The proposed portlet API seems to presume that the portal functions primarily as the portlet hosting platform. The thing I like about the WSRP/WSUI approach is that the portlet code runs elsewhere (another tier, another machine) and the portal is used mainly for integration purposes only.
This isn't to say that having portlets run like servlet isn't a useful or good, just that this shouldn't be the only
way to run a portlet.
Using WSRP, in theory, one can replace or upgrade portlets in the portal without ever rewriting or redeploying any Java code on the portal tier itself. That makes it a lot easier to administer and maintain a portal. Do you agree?? Used in this fashion, the portal becomes the controller and viewport onto external web services - instead of being the execution environment for the web services.
Isn't there be some way to get the some of the advantages
of WSRP/WSUI using off the shelf J2EE technology without forcing a people to use SOAP??
I was thinking that adding an EJB portlet style would have many of the same advantages that WSRP/WSUI portlets have.
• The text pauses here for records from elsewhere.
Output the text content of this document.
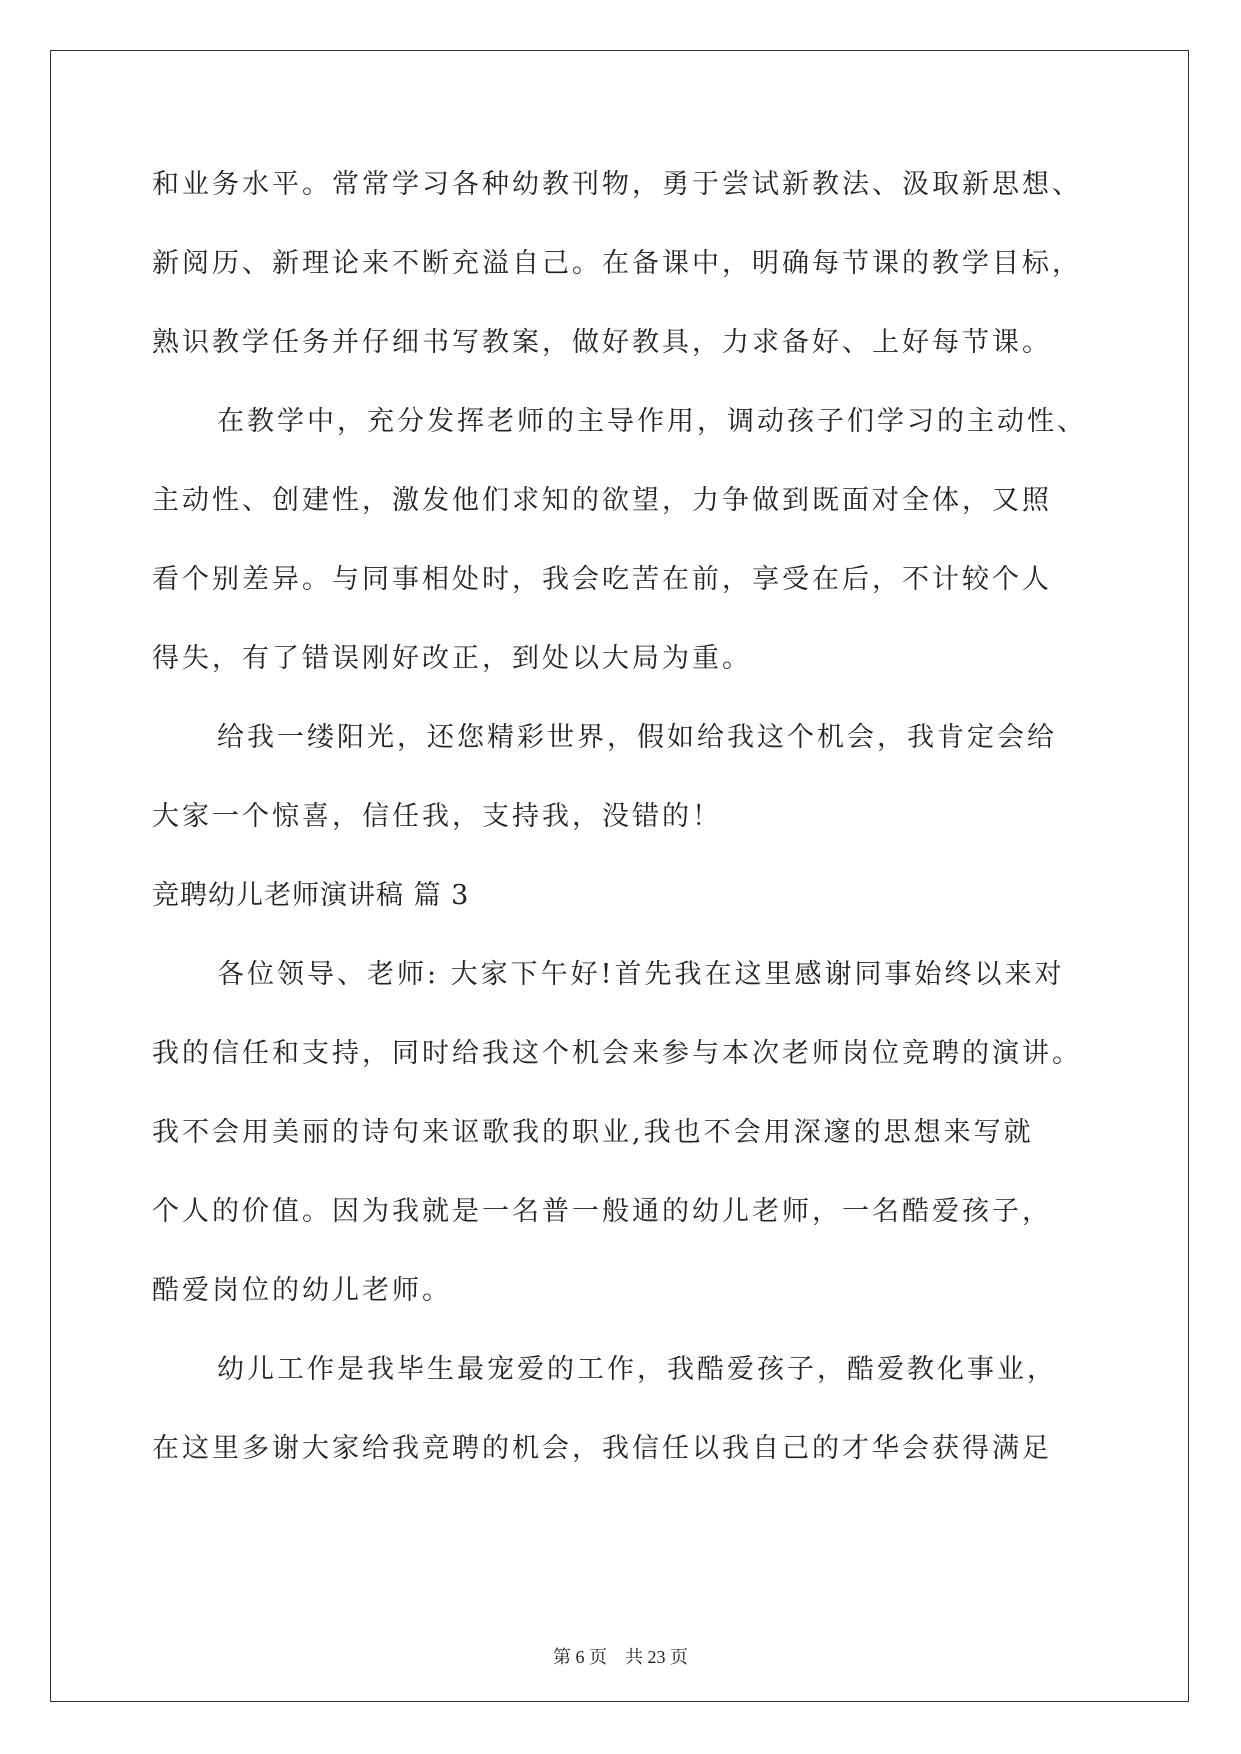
和业务水平。常常学习各种幼教刊物，勇于尝试新教法、汲取新思想、
新阅历、新理论来不断充溢自己。在备课中，明确每节课的教学目标，
熟识教学任务并仔细书写教案，做好教具，力求备好、上好每节课。
在教学中，充分发挥老师的主导作用，调动孩子们学习的主动性、
主动性、创建性，激发他们求知的欲望，力争做到既面对全体，又照
看个别差异。与同事相处时，我会吃苦在前，享受在后，不计较个人
得失，有了错误刚好改正，到处以大局为重。
给我一缕阳光，还您精彩世界，假如给我这个机会，我肯定会给
大家一个惊喜，信任我，支持我，没错的！
竞聘幼儿老师演讲稿 篇 3
各位领导、老师: 大家下午好!首先我在这里感谢同事始终以来对
我的信任和支持，同时给我这个机会来参与本次老师岗位竞聘的演讲。
我不会用美丽的诗句来讴歌我的职业,我也不会用深邃的思想来写就
个人的价值。因为我就是一名普一般通的幼儿老师，一名酷爱孩子，
酷爱岗位的幼儿老师。
幼儿工作是我毕生最宠爱的工作，我酷爱孩子，酷爱教化事业，
在这里多谢大家给我竞聘的机会，我信任以我自己的才华会获得满足
第 6 页 共 23 页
We could get benefits of upgrading
a portlet without having to rewrite any portlet Java code and without having to redeploy a bunch of Java classes to the portal. -
New Article: "Portal Standards" posted on TheServerSide[ Go to top ]
- Posted by: Gabriel Tanase
- Posted on: February 22 2002 08:14 EST
- in response to Nitin Bharti
I need this stuff now! Keep up the good work and please do it quickly, guys!